Current, mirror copies (your category number 2), cannot exist in a conscious state for any meaningful amount of time (except perhaps as EMs where the hosting environment ensures that they have identical stimuli, are kept in sync from a simulation standpoint, etc.), so mirror copies can be ignored, it seems to me.
Future copies (your category number 3) do seem to have some paradoxes (or at least they are unclear to me). Specifically,
if I know that I am going to be non-destructively copied in five minutes, should I care more about one future copy than I do the other? I suspect that I should not.
If I know that I am going to be copied but the original will be destroyed in the process, should this concern me? It seems like, per #1, it should not. But, somehow, I don’t think that I’d be very eager to go through with a destructive copy process.
How can it be that the identity of a person and his/her future copy is the same (which seems plausible), but two past copies have distinct identities? It seems like personal identity should be transitive.
So it seems to me that future copies are paradoxical. And of course future copies will matter if/when uploading becomes possible, so we will eventually need to resolve (or accept) the paradoxes.
I agree that only future copies are paradoxical. And most paradoxes are about are decisions. So we could try to solve them as decision theory problems.
If identity is something real, it should have properties, like transitivness, and copy paradoxes should have definite solutions.
But is identity is only illusion or social agreement we could redefine it according our needs.
One of the possible approaches to identity problem is to ask why identity exist at all? What are its roots?
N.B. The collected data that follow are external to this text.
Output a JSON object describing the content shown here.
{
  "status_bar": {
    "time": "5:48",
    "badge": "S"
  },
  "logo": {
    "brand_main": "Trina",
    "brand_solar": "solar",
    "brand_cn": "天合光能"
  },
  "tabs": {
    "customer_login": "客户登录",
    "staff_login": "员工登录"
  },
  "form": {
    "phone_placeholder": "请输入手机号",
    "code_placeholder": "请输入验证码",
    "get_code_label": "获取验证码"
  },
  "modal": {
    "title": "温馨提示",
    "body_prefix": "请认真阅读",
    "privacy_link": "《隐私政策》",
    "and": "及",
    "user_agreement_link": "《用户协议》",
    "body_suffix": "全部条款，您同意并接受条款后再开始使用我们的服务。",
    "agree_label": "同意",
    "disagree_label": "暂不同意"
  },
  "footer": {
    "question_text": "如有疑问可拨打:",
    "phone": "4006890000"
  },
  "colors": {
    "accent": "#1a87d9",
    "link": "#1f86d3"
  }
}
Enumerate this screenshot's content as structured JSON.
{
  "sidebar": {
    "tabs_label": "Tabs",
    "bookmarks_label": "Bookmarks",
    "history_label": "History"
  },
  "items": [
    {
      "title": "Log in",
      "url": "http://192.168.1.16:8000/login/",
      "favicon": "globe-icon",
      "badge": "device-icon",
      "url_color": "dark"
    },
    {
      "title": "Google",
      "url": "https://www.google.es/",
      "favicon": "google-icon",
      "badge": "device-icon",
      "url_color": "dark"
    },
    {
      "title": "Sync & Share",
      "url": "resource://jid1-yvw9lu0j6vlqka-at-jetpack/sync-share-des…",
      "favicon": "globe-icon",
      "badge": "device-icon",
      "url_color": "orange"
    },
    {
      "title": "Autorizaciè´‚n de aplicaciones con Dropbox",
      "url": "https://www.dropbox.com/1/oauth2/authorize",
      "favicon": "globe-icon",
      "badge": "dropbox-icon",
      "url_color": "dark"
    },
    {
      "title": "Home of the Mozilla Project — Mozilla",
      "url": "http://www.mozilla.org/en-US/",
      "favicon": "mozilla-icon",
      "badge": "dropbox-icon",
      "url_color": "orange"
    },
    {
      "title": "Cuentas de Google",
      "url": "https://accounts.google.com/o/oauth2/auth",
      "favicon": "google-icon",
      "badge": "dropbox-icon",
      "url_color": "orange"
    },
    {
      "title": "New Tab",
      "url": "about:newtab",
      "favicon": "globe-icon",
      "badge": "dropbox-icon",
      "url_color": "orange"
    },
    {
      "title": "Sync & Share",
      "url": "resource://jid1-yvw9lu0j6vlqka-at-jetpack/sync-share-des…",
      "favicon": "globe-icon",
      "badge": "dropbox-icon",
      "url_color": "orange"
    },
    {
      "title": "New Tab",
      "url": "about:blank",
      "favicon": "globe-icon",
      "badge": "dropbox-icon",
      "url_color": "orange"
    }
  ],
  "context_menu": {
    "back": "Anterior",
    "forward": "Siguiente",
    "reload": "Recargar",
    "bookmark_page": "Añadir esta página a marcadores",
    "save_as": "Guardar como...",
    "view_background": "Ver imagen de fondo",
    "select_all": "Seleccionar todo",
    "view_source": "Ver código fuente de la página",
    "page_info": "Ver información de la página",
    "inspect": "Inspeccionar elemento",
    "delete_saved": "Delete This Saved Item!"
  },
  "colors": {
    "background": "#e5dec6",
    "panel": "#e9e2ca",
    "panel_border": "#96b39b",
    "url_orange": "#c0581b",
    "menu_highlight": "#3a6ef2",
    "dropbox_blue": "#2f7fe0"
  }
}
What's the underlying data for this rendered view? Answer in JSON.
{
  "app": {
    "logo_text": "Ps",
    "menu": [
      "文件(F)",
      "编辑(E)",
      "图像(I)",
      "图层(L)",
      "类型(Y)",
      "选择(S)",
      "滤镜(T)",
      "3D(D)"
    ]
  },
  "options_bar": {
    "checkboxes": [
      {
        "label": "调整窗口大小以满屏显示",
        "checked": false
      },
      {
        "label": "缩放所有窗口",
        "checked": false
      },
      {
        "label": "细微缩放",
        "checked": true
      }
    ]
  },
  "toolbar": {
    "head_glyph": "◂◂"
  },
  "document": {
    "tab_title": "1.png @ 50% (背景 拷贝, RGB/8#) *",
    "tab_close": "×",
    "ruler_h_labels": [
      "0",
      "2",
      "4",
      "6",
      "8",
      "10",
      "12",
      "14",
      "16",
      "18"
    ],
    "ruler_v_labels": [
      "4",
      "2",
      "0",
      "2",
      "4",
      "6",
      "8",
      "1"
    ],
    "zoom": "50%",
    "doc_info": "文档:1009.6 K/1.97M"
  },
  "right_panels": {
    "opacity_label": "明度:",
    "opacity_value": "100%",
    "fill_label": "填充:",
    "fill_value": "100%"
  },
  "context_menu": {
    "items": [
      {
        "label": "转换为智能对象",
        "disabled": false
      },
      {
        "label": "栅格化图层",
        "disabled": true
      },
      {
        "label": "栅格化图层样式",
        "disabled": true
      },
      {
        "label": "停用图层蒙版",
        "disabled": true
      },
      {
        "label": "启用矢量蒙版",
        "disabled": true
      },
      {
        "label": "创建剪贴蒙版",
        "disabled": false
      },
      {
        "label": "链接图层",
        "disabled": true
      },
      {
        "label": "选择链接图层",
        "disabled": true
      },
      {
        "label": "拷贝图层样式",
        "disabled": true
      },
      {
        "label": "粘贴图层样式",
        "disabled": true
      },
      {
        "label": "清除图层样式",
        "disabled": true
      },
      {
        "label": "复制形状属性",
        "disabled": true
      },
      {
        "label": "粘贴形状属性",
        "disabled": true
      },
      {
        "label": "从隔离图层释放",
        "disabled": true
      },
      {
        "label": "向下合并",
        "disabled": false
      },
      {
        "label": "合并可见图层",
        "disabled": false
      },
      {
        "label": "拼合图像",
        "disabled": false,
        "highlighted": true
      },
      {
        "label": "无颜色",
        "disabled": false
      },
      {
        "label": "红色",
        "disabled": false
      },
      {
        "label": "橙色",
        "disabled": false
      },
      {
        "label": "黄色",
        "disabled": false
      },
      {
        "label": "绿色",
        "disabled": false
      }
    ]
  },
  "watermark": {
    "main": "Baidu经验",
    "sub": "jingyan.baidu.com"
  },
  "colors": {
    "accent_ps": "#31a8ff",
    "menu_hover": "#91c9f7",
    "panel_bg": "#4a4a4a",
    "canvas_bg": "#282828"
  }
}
One of its roots is in evolutionary psychology. In early human societies each person should be able to know what will be consequences of his actions (pain, paternity, meal) and who knows what in his tribe. It required very strong feeling of personal identity and ability to distinguish it. It gave rise to names and ability to distinguish individuality of other tribe members as well as idea that they are the same tribe members everyday. (Some people change their identity during initiation rituals by the way). But for different living beings identity could evolve differently—for viruses it include all viruses with the same code for example.
It resulted that our culture and our brain have very strong built-in instruments to distinguish identity—of me and my family members. Unfortunately, than we come to the age of uploading, these old built-in structures start to protest our new ways of breeding and survival. And here appear most paradoxes.
But this doesn’t solve identity problem, as evolution may be able to harness some kind of natural process, which provide physical basis for identity, like qualia, causality, continuity, you name it. It had harnessed many other physical effects before for its goals, like light, sound, chemistry etc.
(Another solution to identity origins is that God created souls as basis of identity and controls their identity every moment, but we could not take such idea seriously in rationalist forum).